The workloads in Doris can generally be divided into three categories:

Core Report Queries: These are typically used by company executives to view reports. The load may not be very high, but the availability requirements are high. These queries can be grouped together and assigned a higher-priority soft limit, ensuring they receive more CPU resources when CPU availability is limited.

Ad-hoc Queries: These queries are usually exploratory, with random SQL and unpredictable resource usage. They typically have a lower priority, so they can be managed with a CPU hard limit set to a lower value, preventing them from consuming excessive CPU resources and reducing cluster availability.

ETL Queries: These queries have relatively fixed SQL and stable resource usage, though occasionally, a sudden increase in upstream data volume can cause a spike in resource usage. Therefore, they can be managed with a CPU hard limit configuration.

Different workloads consume CPU resources differently, and users have varying requirements for response latency. When the BE’s CPU is heavily utilized, availability decreases and response latency increases. For example, an ad-hoc analytical query might fully utilize the cluster’s CPU, causing increased latency for core reports and impacting the SLA. Therefore, a CPU isolation mechanism is needed to separate different types of workloads, ensuring cluster availability and meeting SLAs.

Workload Groups support both soft and hard CPU limits, with a current recommendation to configure Workload Groups with hard limits in production environments. This is because soft limits only come into effect when the CPU is fully utilized, but when the CPU is maxed out, internal components of Doris (e.g., RPC components) and available CPU resources for the operating system are reduced, leading to a significant decline in overall cluster availability.
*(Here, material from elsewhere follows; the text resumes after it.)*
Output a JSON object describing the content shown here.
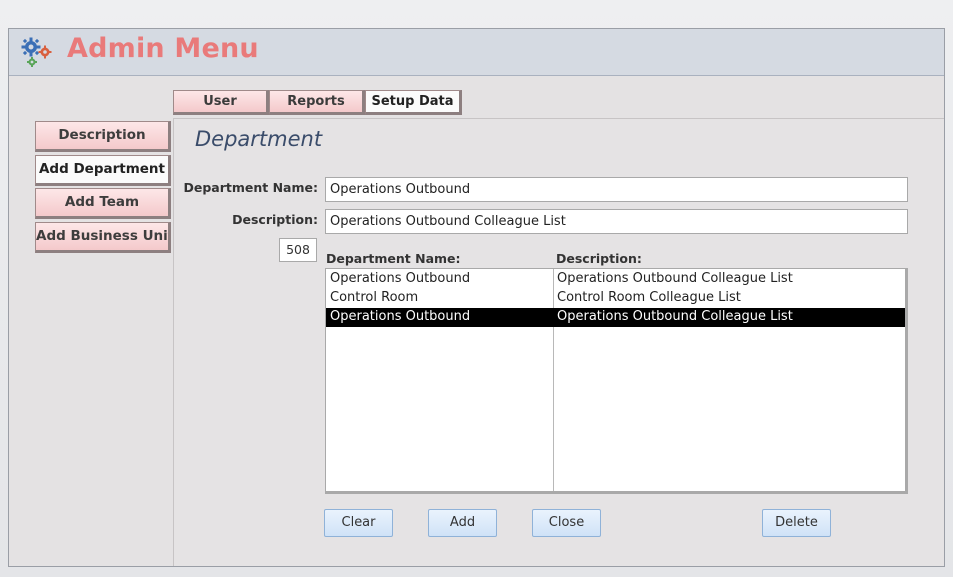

Therefore, in production environments, it’s generally necessary to avoid situations where CPU resources are fully utilized, and the same applies to other resources such as memory.

CPU hard limit Test

Test env

1FE, 1BE(96 cores) Test data is clickbench,sql is q29.

Test

  1. Run query in 3 concurrent, using top command we can see it uses 76 cores.

use workload group cpu

  1. Alter workload group.
  1. alter workload group g2 properties('cpu_hard_limit'='10%');
  1. Enable cpu hard limit,then all workload group could convert to hard limit.
  1. ADMIN SET FRONTEND CONFIG ("enable_cpu_hard_limit" = "true");
  1. Test again, the BE using 9 ~ 10 cores, about 10%.

use workload group cpu

It should be noted that it’s best to use query workloads for testing here, as they are more likely to reflect the intended effects. If you use high-throughput data import instead, it may trigger compaction, causing the observed values to be higher than the configured Workload Group limits. Currently, the compaction workload is not managed by the Workload Group.

  1. Use system table to show cpu usage, it’s about 10%;
  1. mysql [information_schema]>select CPU_USAGE_PERCENT from workload_group_resource_usage where WORKLOAD_GROUP_ID=11201;
  2. +-------------------+
  3. | CPU_USAGE_PERCENT |
  4. +-------------------+
  5. | 9.57 |
  6. +-------------------+
  7. 1 row in set (0.02 sec)

NOTE

  1. When configuring in practice, it’s best not to have the total CPU allocation of all Groups add up to exactly 100%. This is primarily to ensure availability in low-latency scenarios, as some resources need to be reserved for other components. However, if the scenario is not sensitive to latency and the goal is maximum resource utilization, you can consider configuring the total CPU allocation of all Groups to equal 100%.

  2. Currently, the time interval for the Frontend (FE) to synchronize Workload Group metadata to the Backend (BE) is 30 seconds, so it may take up to 30 seconds for changes to the Workload Group to take effect.